The Vogel-type correlation μ = 2.414×10⁻⁵ × 10^(247.8/(T−140)) Pa·s with T in kelvin, accurate to about ±2.5% for liquid water, plus the McCutcheon polynomial for density so it can also report kinematic viscosity ν = μ/ρ.
What is the viscosity of water at room temperature?
About 1.00 mPa·s (1 centipoise) at 20°C and 0.89 mPa·s at 25°C. That 11% drop over five degrees shows how steep the temperature dependence is.
What's the difference between dynamic and kinematic viscosity?
Dynamic (μ, in mPa·s or cP) is resistance to shear; kinematic (ν = μ/ρ, in m²/s or cSt) divides by density and is what the Reynolds number uses.
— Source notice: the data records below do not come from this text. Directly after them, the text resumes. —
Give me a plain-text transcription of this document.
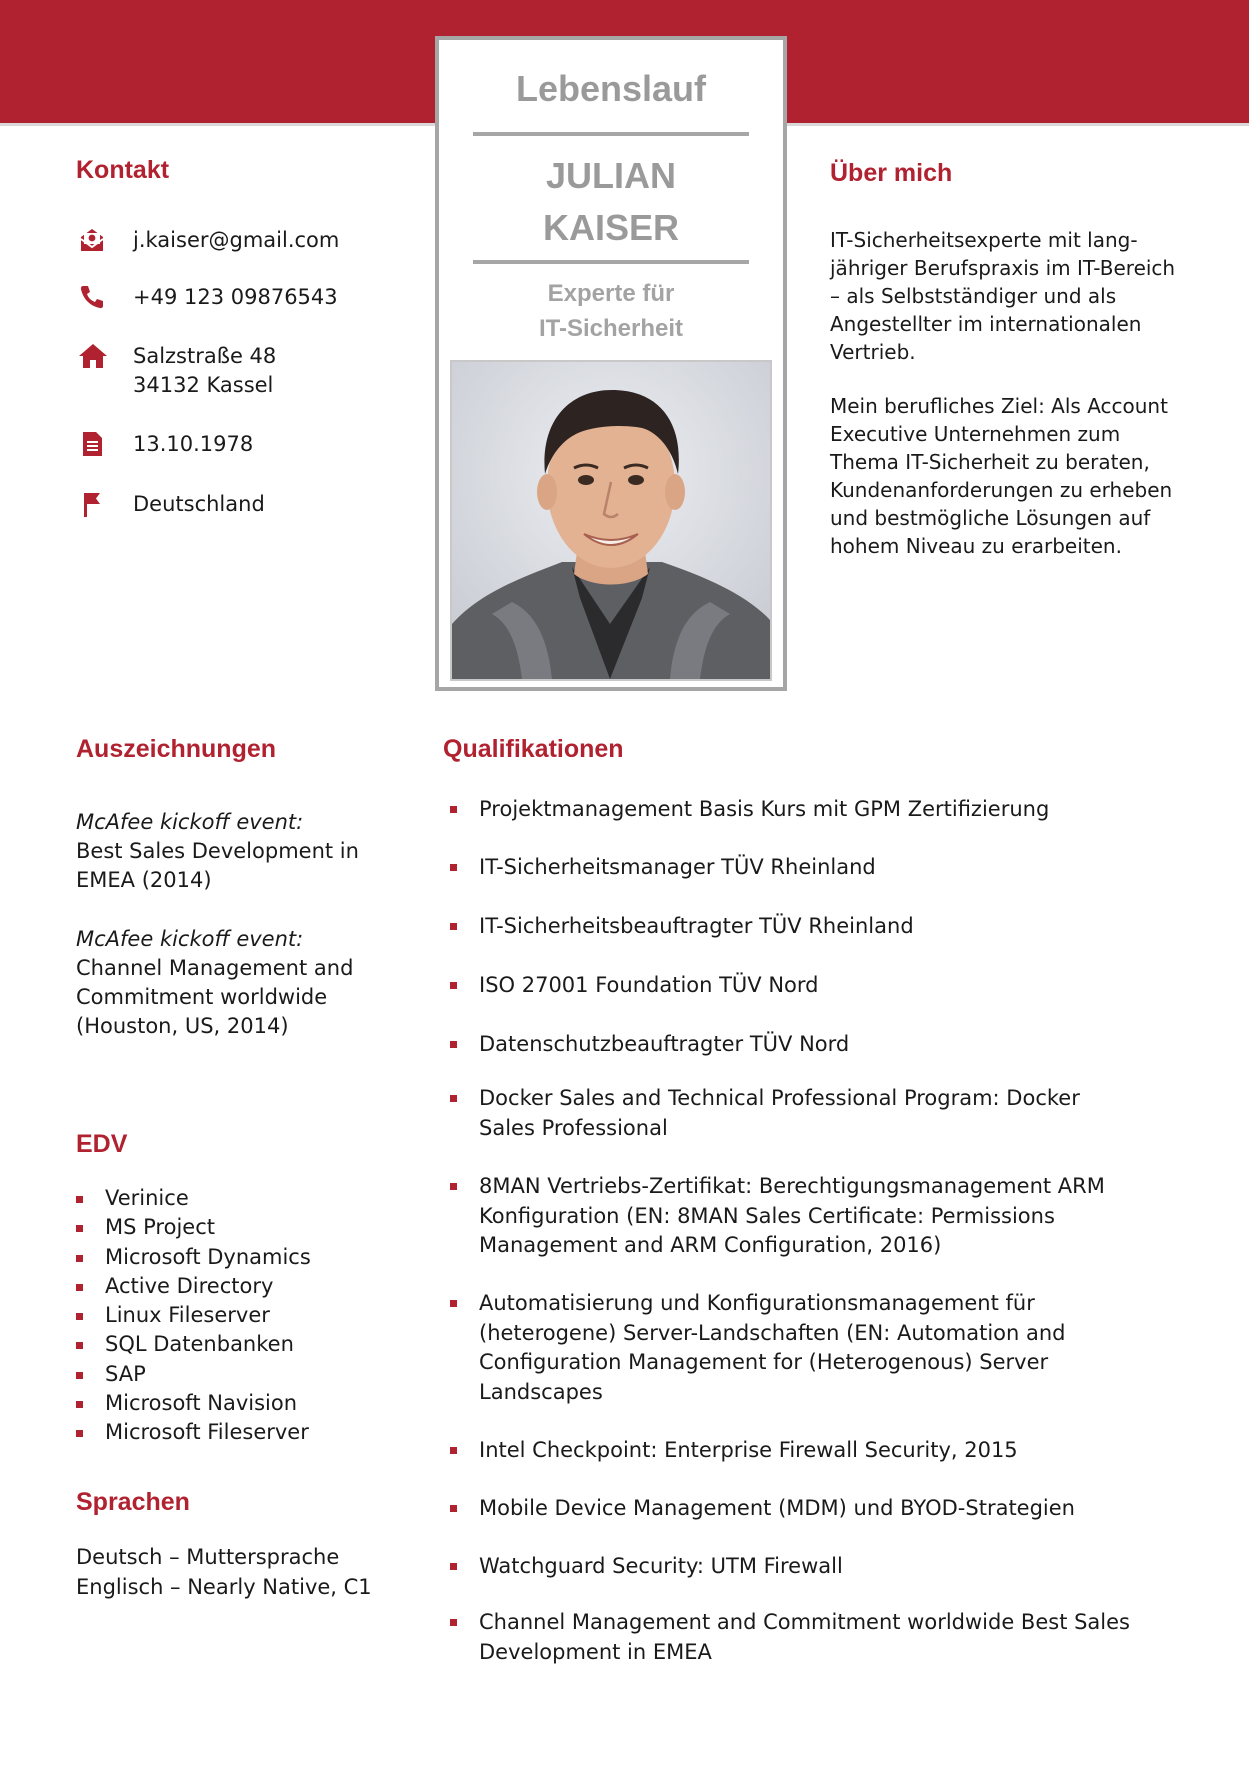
Lebenslauf
JULIAN
KAISER
Experte für
IT-Sicherheit
Kontakt
j.kaiser@gmail.com
+49 123 09876543
Salzstraße 48
34132 Kassel
13.10.1978
Deutschland
Über mich
IT-Sicherheitsexperte mit lang-jähriger Berufspraxis im IT-Bereich – als Selbstständiger und als Angestellter im internationalen Vertrieb.
Mein berufliches Ziel: Als Account Executive Unternehmen zum Thema IT-Sicherheit zu beraten, Kundenanforderungen zu erheben und bestmögliche Lösungen auf hohem Niveau zu erarbeiten.
Auszeichnungen
McAfee kickoff event:
Best Sales Development in EMEA (2014)
McAfee kickoff event:
Channel Management and Commitment worldwide (Houston, US, 2014)
EDV
Verinice
MS Project
Microsoft Dynamics
Active Directory
Linux Fileserver
SQL Datenbanken
SAP
Microsoft Navision
Microsoft Fileserver
Sprachen
Deutsch – Muttersprache
Englisch – Nearly Native, C1
Qualifikationen
Projektmanagement Basis Kurs mit GPM Zertifizierung
IT-Sicherheitsmanager TÜV Rheinland
IT-Sicherheitsbeauftragter TÜV Rheinland
ISO 27001 Foundation TÜV Nord
Datenschutzbeauftragter TÜV Nord
Docker Sales and Technical Professional Program: Docker Sales Professional
8MAN Vertriebs-Zertifikat: Berechtigungsmanagement ARM Konfiguration (EN: 8MAN Sales Certificate: Permissions Management and ARM Configuration, 2016)
Automatisierung und Konfigurationsmanagement für (heterogene) Server-Landschaften (EN: Automation and Configuration Management for (Heterogenous) Server Landscapes
Intel Checkpoint: Enterprise Firewall Security, 2015
Mobile Device Management (MDM) und BYOD-Strategien
Watchguard Security: UTM Firewall
Channel Management and Commitment worldwide Best Sales Development in EMEA
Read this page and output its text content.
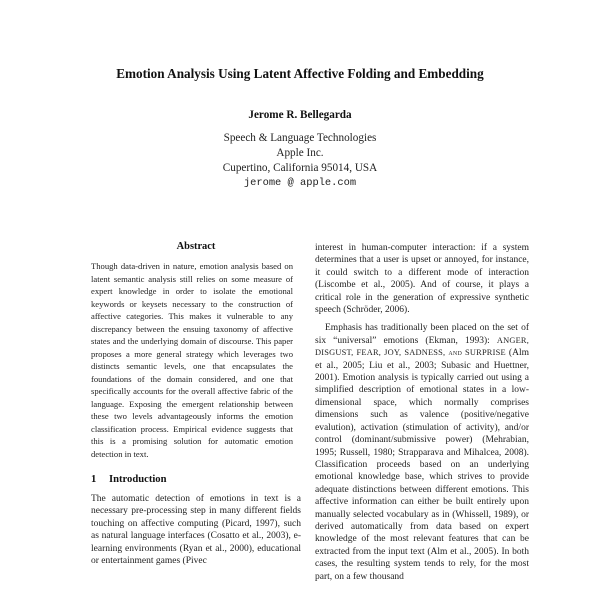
Emotion Analysis Using Latent Affective Folding and Embedding
Jerome R. Bellegarda
Speech & Language Technologies
Apple Inc.
Cupertino, California 95014, USA
jerome @ apple.com
Abstract
Though data-driven in nature, emotion analysis based on latent semantic analysis still relies on some measure of expert knowledge in order to isolate the emotional keywords or keysets necessary to the construction of affective categories. This makes it vulnerable to any discrepancy between the ensuing taxonomy of affective states and the underlying domain of discourse. This paper proposes a more general strategy which leverages two distincts semantic levels, one that encapsulates the foundations of the domain considered, and one that specifically accounts for the overall affective fabric of the language. Exposing the emergent relationship between these two levels advantageously informs the emotion classification process. Empirical evidence suggests that this is a promising solution for automatic emotion detection in text.
1 Introduction
The automatic detection of emotions in text is a necessary pre-processing step in many different fields touching on affective computing (Picard, 1997), such as natural language interfaces (Cosatto et al., 2003), e-learning environments (Ryan et al., 2000), educational or entertainment games (Pivec

interest in human-computer interaction: if a system determines that a user is upset or annoyed, for instance, it could switch to a different mode of interaction (Liscombe et al., 2005). And of course, it plays a critical role in the generation of expressive synthetic speech (Schröder, 2006).

Emphasis has traditionally been placed on the set of six “universal” emotions (Ekman, 1993): ANGER, DISGUST, FEAR, JOY, SADNESS, and SURPRISE (Alm et al., 2005; Liu et al., 2003; Subasic and Huettner, 2001). Emotion analysis is typically carried out using a simplified description of emotional states in a low-dimensional space, which normally comprises dimensions such as valence (positive/negative evalution), activation (stimulation of activity), and/or control (dominant/submissive power) (Mehrabian, 1995; Russell, 1980; Strapparava and Mihalcea, 2008). Classification proceeds based on an underlying emotional knowledge base, which strives to provide adequate distinctions between different emotions. This affective information can either be built entirely upon manually selected vocabulary as in (Whissell, 1989), or derived automatically from data based on expert knowledge of the most relevant features that can be extracted from the input text (Alm et al., 2005). In both cases, the resulting system tends to rely, for the most part, on a few thousand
For water at 20°C: μ = 1.002 cP, ν = 1.004 cSt.
Does pressure change water's viscosity?
Barely, for ordinary conditions — a few percent up to hundreds of atmospheres. Temperature is the lever that matters, which is why this tool only asks for temperature.
Is honey really thousands of times more viscous than water?
Yes — typical honey runs 2,000–10,000 mPa·s versus water's 1. Motor oil (SAE 30) sits near 200 mPa·s at room temperature. Water is the 1.0 benchmark the cP scale was built around.